Au cours des dernières années, NVIDIA Corporation (NASDAQ :NVDA) a été l’une des valeurs les plus couvertes par les médias, alors que les analystes et les experts donnent leur point de vue sur le moteur incontesté de la révolution de l’IA. Une grande partie de cette analyse a été consacrée à la puissance de traitement graphique de l’entreprise et à la manière dont elle a contribué à en faire une société évaluée à environ 5 000 milliards de dollars. Ces derniers mois, malgré un chiffre d’affaires trimestriel de plus de 81 milliards de dollars et un bénéfice net triplé, l’action NVIDIA est entrée dans une période de consolidation. Alors que les bénéfices continuent de monter en flèche, le multiple P/E à terme s’est comprimé à environ 22x. Le cours de l’action oscille entre 205 et 212 dollars environ depuis novembre de l’année dernière.
Il est très difficile d’attribuer cette compression à une faiblesse fondamentale de l’activité de NVIDIA Corporation (NASDAQ : NVDA). Cela met plutôt en évidence un phénomène financier connu sous le nom de compression multiple. Cela se produit lorsque les investisseurs sont moins disposés à payer une prime pour les bénéfices d’une action particulière. Dans le cas de NVIDIA, cela peut être lié à la domination absolue de l’entreprise dans l’univers des puces, qui se heurte désormais au profond scepticisme d’un marché divisé sur la question de savoir si le boom du matériel d’IA est un changement structurel durable ou une bulle classique et cyclique des semi-conducteurs. Cet article visera à mettre en évidence les facteurs à l’origine de l’évolution du sentiment autour des actions NVIDIA à Wall Street depuis fin 2025.

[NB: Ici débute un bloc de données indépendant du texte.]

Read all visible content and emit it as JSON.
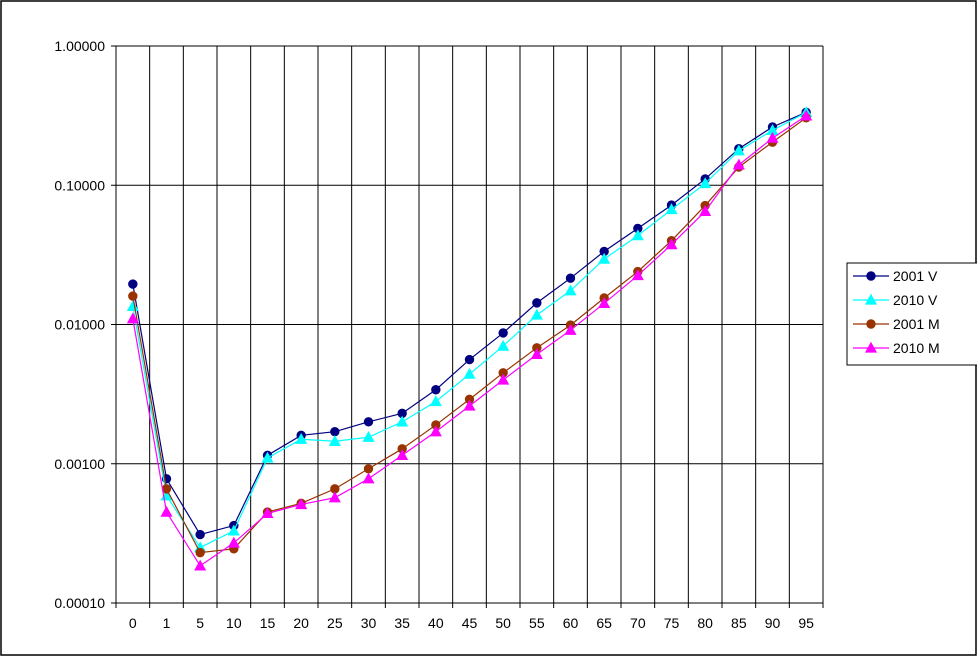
{
  "chart_data": {
    "type": "line",
    "y_scale": "log",
    "ylim": [
      0.0001,
      1
    ],
    "y_ticks": [
      "1.00000",
      "0.10000",
      "0.01000",
      "0.00100",
      "0.00010"
    ],
    "y_tick_values": [
      1,
      0.1,
      0.01,
      0.001,
      0.0001
    ],
    "categories": [
      "0",
      "1",
      "5",
      "10",
      "15",
      "20",
      "25",
      "30",
      "35",
      "40",
      "45",
      "50",
      "55",
      "60",
      "65",
      "70",
      "75",
      "80",
      "85",
      "90",
      "95"
    ],
    "grid": true,
    "legend_position": "right",
    "series": [
      {
        "name": "2001 V",
        "color": "#000080",
        "marker": "circle",
        "values": [
          0.0195,
          0.00078,
          0.00031,
          0.00036,
          0.00115,
          0.0016,
          0.0017,
          0.002,
          0.0023,
          0.0034,
          0.0056,
          0.0087,
          0.0143,
          0.0215,
          0.0335,
          0.049,
          0.072,
          0.111,
          0.183,
          0.262,
          0.334
        ]
      },
      {
        "name": "2010 V",
        "color": "#00FFFF",
        "marker": "triangle",
        "values": [
          0.0135,
          0.00059,
          0.00025,
          0.00033,
          0.0011,
          0.0015,
          0.00145,
          0.00155,
          0.002,
          0.0028,
          0.0044,
          0.007,
          0.0117,
          0.0175,
          0.0295,
          0.0435,
          0.067,
          0.103,
          0.177,
          0.248,
          0.333
        ]
      },
      {
        "name": "2001 M",
        "color": "#993300",
        "marker": "circle",
        "values": [
          0.016,
          0.00066,
          0.00023,
          0.000245,
          0.00045,
          0.00052,
          0.00066,
          0.00092,
          0.00128,
          0.0019,
          0.0029,
          0.0045,
          0.0068,
          0.0099,
          0.0155,
          0.024,
          0.04,
          0.0715,
          0.135,
          0.204,
          0.305
        ]
      },
      {
        "name": "2010 M",
        "color": "#FF00FF",
        "marker": "triangle",
        "values": [
          0.011,
          0.00045,
          0.000185,
          0.00027,
          0.00044,
          0.00051,
          0.00057,
          0.00078,
          0.00115,
          0.0017,
          0.0026,
          0.004,
          0.0061,
          0.0091,
          0.0142,
          0.0225,
          0.0375,
          0.065,
          0.14,
          0.218,
          0.315
        ]
      }
    ]
  }
}
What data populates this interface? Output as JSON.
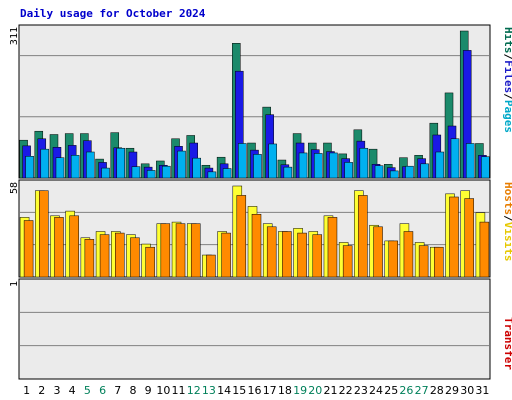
{
  "chart_data": {
    "type": "bar",
    "title": "Daily usage for October 2024",
    "categories": [
      "1",
      "2",
      "3",
      "4",
      "5",
      "6",
      "7",
      "8",
      "9",
      "10",
      "11",
      "12",
      "13",
      "14",
      "15",
      "16",
      "17",
      "18",
      "19",
      "20",
      "21",
      "22",
      "23",
      "24",
      "25",
      "26",
      "27",
      "28",
      "29",
      "30",
      "31"
    ],
    "weekend_days": [
      "5",
      "6",
      "12",
      "13",
      "19",
      "20",
      "26",
      "27"
    ],
    "panels": [
      {
        "id": "top",
        "ylim": [
          0,
          311
        ],
        "max_label": "311",
        "labels": [
          "Hits",
          "Files",
          "Pages"
        ],
        "label_colors": [
          "#006b4f",
          "#1c1cc8",
          "#00a8c8"
        ],
        "series": [
          {
            "name": "Hits",
            "color": "#1b8a6b",
            "values": [
              80,
              99,
              92,
              94,
              94,
              40,
              96,
              63,
              30,
              36,
              83,
              90,
              27,
              44,
              285,
              74,
              150,
              38,
              94,
              74,
              74,
              51,
              102,
              61,
              29,
              43,
              48,
              116,
              180,
              311,
              73
            ]
          },
          {
            "name": "Files",
            "color": "#1a1ae6",
            "values": [
              68,
              83,
              65,
              69,
              79,
              33,
              64,
              55,
              23,
              27,
              67,
              74,
              21,
              30,
              226,
              59,
              134,
              28,
              74,
              60,
              56,
              41,
              78,
              29,
              22,
              24,
              41,
              91,
              110,
              270,
              48
            ]
          },
          {
            "name": "Pages",
            "color": "#00b0f0",
            "values": [
              46,
              61,
              43,
              48,
              55,
              21,
              63,
              24,
              16,
              25,
              57,
              42,
              13,
              20,
              73,
              50,
              72,
              23,
              53,
              52,
              53,
              33,
              63,
              26,
              15,
              25,
              30,
              55,
              83,
              73,
              45
            ]
          }
        ]
      },
      {
        "id": "middle",
        "ylim": [
          0,
          58
        ],
        "max_label": "58",
        "labels": [
          "Hosts",
          "Visits"
        ],
        "label_colors": [
          "#e87d00",
          "#e6c800"
        ],
        "series": [
          {
            "name": "Visits",
            "color": "#ffff33",
            "values": [
              38,
              55,
              39,
              42,
              25,
              29,
              29,
              27,
              21,
              34,
              35,
              34,
              14,
              29,
              58,
              45,
              34,
              29,
              31,
              29,
              39,
              22,
              55,
              33,
              23,
              34,
              22,
              19,
              53,
              55,
              41
            ]
          },
          {
            "name": "Hosts",
            "color": "#ff8a00",
            "values": [
              36,
              55,
              38,
              39,
              24,
              27,
              28,
              25,
              19,
              34,
              34,
              34,
              14,
              28,
              52,
              40,
              32,
              29,
              28,
              27,
              38,
              20,
              52,
              32,
              23,
              29,
              20,
              19,
              51,
              50,
              35
            ]
          }
        ]
      },
      {
        "id": "bottom",
        "ylim": [
          0,
          1
        ],
        "max_label": "1",
        "labels": [
          "Transfer"
        ],
        "label_colors": [
          "#cc0000"
        ],
        "series": [
          {
            "name": "Transfer",
            "color": "#cc0000",
            "values": [
              0,
              0,
              0,
              0,
              0,
              0,
              0,
              0,
              0,
              0,
              0,
              0,
              0,
              0,
              0,
              0,
              0,
              0,
              0,
              0,
              0,
              0,
              0,
              0,
              0,
              0,
              0,
              0,
              0,
              0,
              0
            ]
          }
        ]
      }
    ]
  },
  "colors": {
    "title": "#0000cc",
    "weekday_label": "#000000",
    "weekend_label": "#00805a",
    "panel_border": "#000000",
    "gridline": "#808080",
    "chart_bg": "#ebebeb"
  }
}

Afin de comprendre NVIDIA Corporation (NASDAQ :NVDA), il est important de partir du principe que la traiter comme un simple fabricant de matériel est une incompréhension fondamentale du modèle économique sur lequel l’entreprise fonctionne. Les analystes optimistes soutiennent que le véritable bastion concurrentiel de l’entreprise ne réside plus réellement dans les unités de traitement graphique physiques, mais dans l’écosystème logiciel propriétaire, connu sous le nom de CUDA. Depuis plus de quinze ans, les développeurs, les chercheurs et les ingénieurs logiciels d’entreprise ont construit leurs modèles d’IA, leurs bibliothèques scientifiques et leurs flux de travail d’optimisation de bases de données exclusivement sur CUDA. Le passage à du matériel concurrent entraîne des inefficacités de traduction et des coûts de réingénierie logicielle.